Shadow boxing is often used as a way for boxers to get ‘in the zone’ and prepare for training. Warming up is essential in any sport that you do. Top level athletes spend ample amounts of time not only warm up but also cooling down. Loosening and warming up your muscles before you get into training will prime them for optimal performance.
Shadow boxing, as a method of cooling down, is also a great way to end your training. This way your heart rate can come down gradually and your muscles can loosen up once again. After which they can be stretched and recover better for other training sessions.
Prevention of injury
Boxer’s hands and wrists often get sore after a workout. Shadow boxing can help quell the pain and allow for better recovery. Through shadow boxing, a boxer’s muscles loosen and relax. From there, effective stretching and massaging of muscles can take place. With these techniques, a boxer is likely to avoid injury and can perform on a more regular basis.
Shadow boxing can also be a great way to come back from an injury. With the low impact and low intensity of shadow boxing, it is a great training method for boxers returning to the sport.
Watching yourself Often shadow boxing involves a mirror.

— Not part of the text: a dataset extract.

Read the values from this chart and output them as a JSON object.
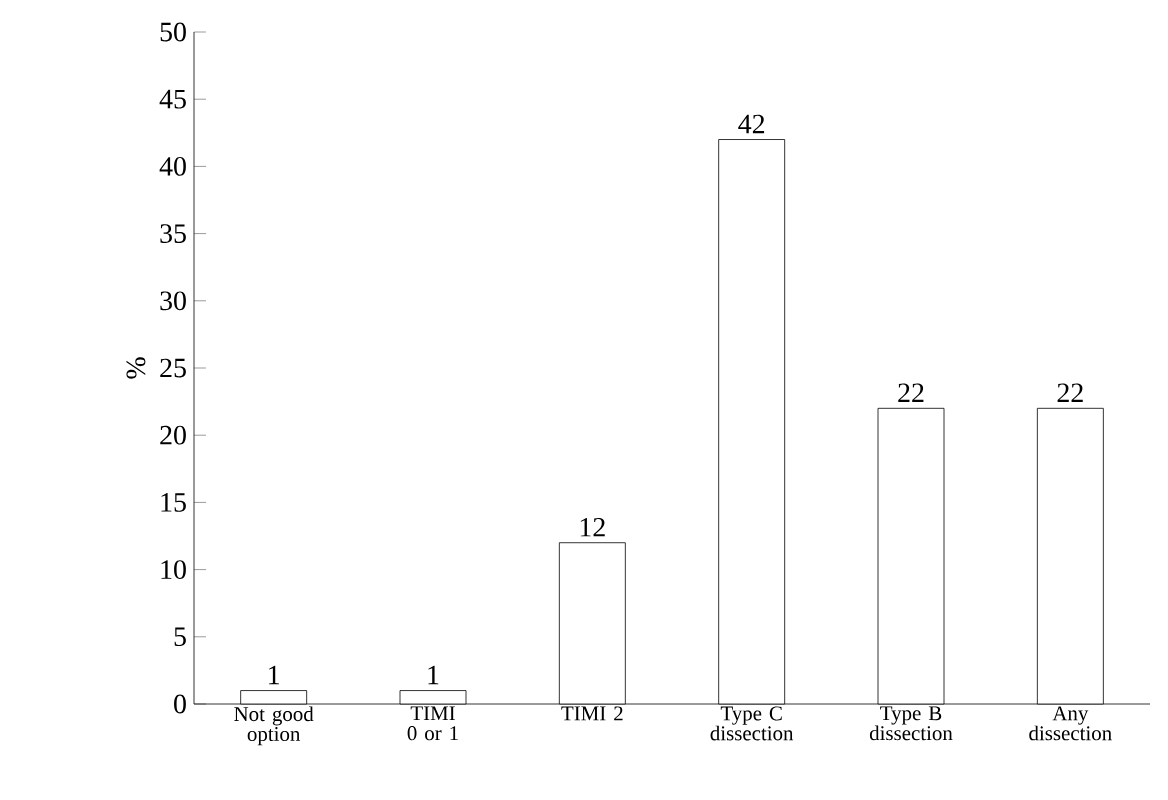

Using the mirror, an athlete can watch themselves. And with the help of their coach they can begin to see areas where they may need to tweak their technique. This will drastically improve a boxer’s form and technique, allowing them to perform better during sparring or in an actual match.
Taking the pressure off
Sparring and match situations put a fighter under constant pressure. Yes, this may be beneficial in some instances, but it can also be overwhelming and stressful. In high-pressure situations, boxers may tend to compromise their form, which leads to poor practice and bad habits. However, in shadow boxing, a fighter can take the pressure off themselves because they are essentially fighting against themselves. This not only helps their confidence but also allows them to practice proper techniques and form better fighting habits.

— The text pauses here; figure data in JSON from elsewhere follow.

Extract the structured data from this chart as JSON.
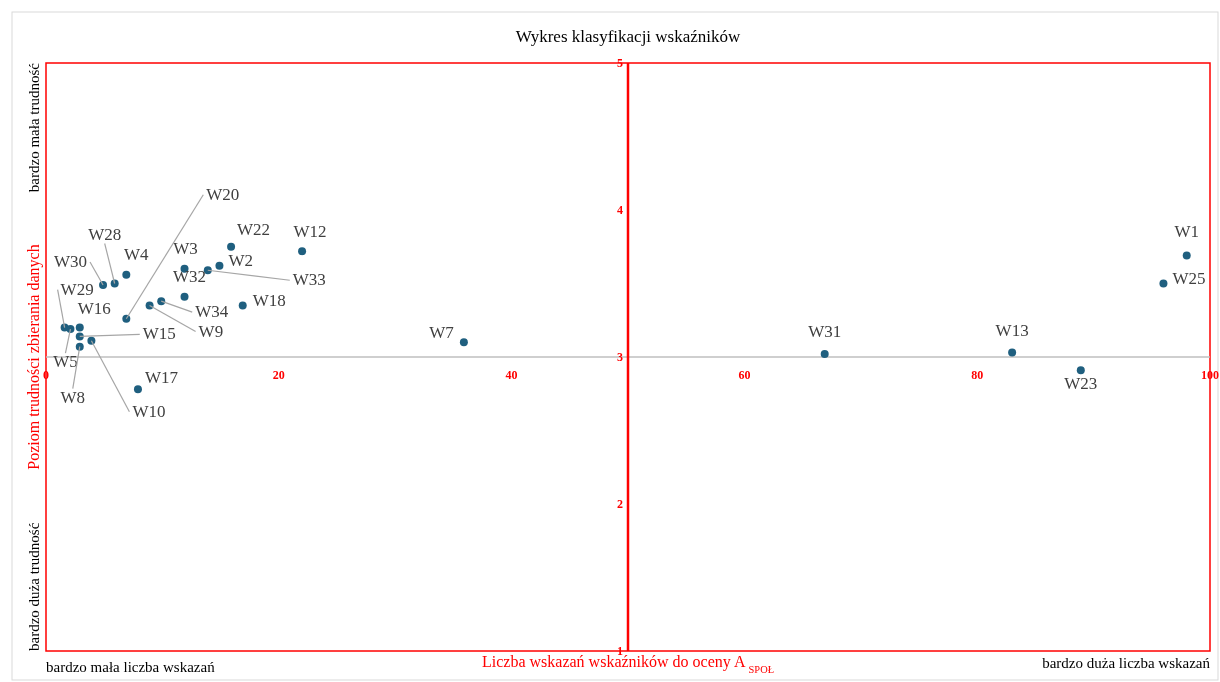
{
  "chart_data": {
    "type": "scatter",
    "title": "Wykres klasyfikacji  wskaźników",
    "xlabel": "Liczba wskazań wskaźników do oceny A $_{SPOŁ}$",
    "ylabel": "Poziom trudności zbierania danych",
    "xlim": [
      0,
      100
    ],
    "ylim": [
      1,
      5
    ],
    "xticks": [
      0,
      20,
      40,
      60,
      80,
      100
    ],
    "yticks": [
      1,
      2,
      3,
      4,
      5
    ],
    "marker": "circle",
    "series": [
      {
        "color": "#1f5f7f",
        "x": [
          98.0,
          96.0,
          35.9,
          66.9,
          83.0,
          88.9,
          15.9,
          22.0,
          11.9,
          14.9,
          13.9,
          6.9,
          5.9,
          4.9,
          11.9,
          9.9,
          8.9,
          16.9,
          6.9,
          1.6,
          2.9,
          2.9,
          2.1,
          2.9,
          3.9,
          7.9
        ],
        "values": [
          3.69,
          3.5,
          3.1,
          3.02,
          3.03,
          2.91,
          3.75,
          3.72,
          3.6,
          3.62,
          3.59,
          3.56,
          3.5,
          3.49,
          3.41,
          3.38,
          3.35,
          3.35,
          3.26,
          3.2,
          3.2,
          3.14,
          3.19,
          3.07,
          3.11,
          2.78
        ]
      }
    ],
    "annotations": [
      "bardzo mała trudność",
      "bardzo duża trudność",
      "bardzo mała liczba wskazań",
      "bardzo duża liczba wskazań",
      {
        "text": "W1",
        "x": 98.0,
        "y": 3.69
      },
      {
        "text": "W25",
        "x": 96.0,
        "y": 3.5
      },
      {
        "text": "W7",
        "x": 35.9,
        "y": 3.1
      },
      {
        "text": "W31",
        "x": 66.9,
        "y": 3.02
      },
      {
        "text": "W13",
        "x": 83.0,
        "y": 3.03
      },
      {
        "text": "W23",
        "x": 88.9,
        "y": 2.91
      },
      {
        "text": "W22",
        "x": 15.9,
        "y": 3.75
      },
      {
        "text": "W12",
        "x": 22.0,
        "y": 3.72
      },
      {
        "text": "W3",
        "x": 11.9,
        "y": 3.6
      },
      {
        "text": "W2",
        "x": 14.9,
        "y": 3.62
      },
      {
        "text": "W33",
        "x": 13.9,
        "y": 3.59
      },
      {
        "text": "W4",
        "x": 6.9,
        "y": 3.56
      },
      {
        "text": "W28",
        "x": 5.9,
        "y": 3.5
      },
      {
        "text": "W30",
        "x": 4.9,
        "y": 3.49
      },
      {
        "text": "W32",
        "x": 11.9,
        "y": 3.41
      },
      {
        "text": "W34",
        "x": 9.9,
        "y": 3.38
      },
      {
        "text": "W9",
        "x": 8.9,
        "y": 3.35
      },
      {
        "text": "W18",
        "x": 16.9,
        "y": 3.35
      },
      {
        "text": "W20",
        "x": 6.9,
        "y": 3.26
      },
      {
        "text": "W29",
        "x": 1.6,
        "y": 3.2
      },
      {
        "text": "W16",
        "x": 2.9,
        "y": 3.2
      },
      {
        "text": "W15",
        "x": 2.9,
        "y": 3.14
      },
      {
        "text": "W5",
        "x": 2.1,
        "y": 3.19
      },
      {
        "text": "W8",
        "x": 2.9,
        "y": 3.07
      },
      {
        "text": "W10",
        "x": 3.9,
        "y": 3.11
      },
      {
        "text": "W17",
        "x": 7.9,
        "y": 2.78
      }
    ]
  }
}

The back muscles of a boxer control the retraction of the arms, say after a missed strike. Unfortunately, when training with a heavy bag or punching bag, the back muscles are relatively inactive. This may be detrimental to a fighter.
Shadow boxing allows you to retract your strikes and replicate the effects of missing in an actual match. A boxer is then able to coordinate their back movements with the rest of their performance.

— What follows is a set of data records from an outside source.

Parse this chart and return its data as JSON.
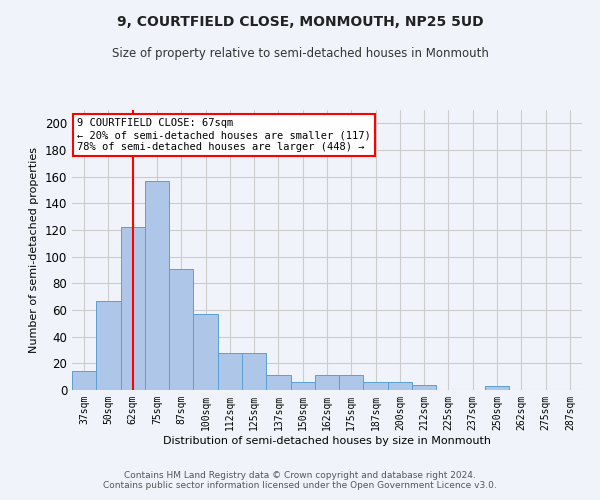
{
  "title": "9, COURTFIELD CLOSE, MONMOUTH, NP25 5UD",
  "subtitle": "Size of property relative to semi-detached houses in Monmouth",
  "xlabel": "Distribution of semi-detached houses by size in Monmouth",
  "ylabel": "Number of semi-detached properties",
  "categories": [
    "37sqm",
    "50sqm",
    "62sqm",
    "75sqm",
    "87sqm",
    "100sqm",
    "112sqm",
    "125sqm",
    "137sqm",
    "150sqm",
    "162sqm",
    "175sqm",
    "187sqm",
    "200sqm",
    "212sqm",
    "225sqm",
    "237sqm",
    "250sqm",
    "262sqm",
    "275sqm",
    "287sqm"
  ],
  "values": [
    14,
    67,
    122,
    157,
    91,
    57,
    28,
    28,
    11,
    6,
    11,
    11,
    6,
    6,
    4,
    0,
    0,
    3,
    0,
    0,
    0
  ],
  "bar_color": "#aec6e8",
  "bar_edge_color": "#5a9fd4",
  "vline_x_index": 2,
  "vline_color": "red",
  "annotation_text": "9 COURTFIELD CLOSE: 67sqm\n← 20% of semi-detached houses are smaller (117)\n78% of semi-detached houses are larger (448) →",
  "annotation_box_color": "white",
  "annotation_box_edge": "red",
  "ylim": [
    0,
    210
  ],
  "yticks": [
    0,
    20,
    40,
    60,
    80,
    100,
    120,
    140,
    160,
    180,
    200
  ],
  "grid_color": "#cccccc",
  "footer_line1": "Contains HM Land Registry data © Crown copyright and database right 2024.",
  "footer_line2": "Contains public sector information licensed under the Open Government Licence v3.0.",
  "bg_color": "#f0f4fa"
}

Beginner boxers tend to focus their effort on technique. This is essential to developing good fighting habits. Though once a boxer’s technique is up to standard, they should start focusing on the speed and explosiveness of their punches. Shadow boxing is a great way to practice and improve a fighter’s hand speed and explosiveness.
Shadow boxing is every bit as important as any other form of training method. It is best used not only for its physical and technical benefits, but also for its mental benefits.
Unfortunately, many boxers remain unaware of the benefits of shadow boxing. We hope this article has enlightened you to a new method of training that holds the key to perfecting your technique as a boxer.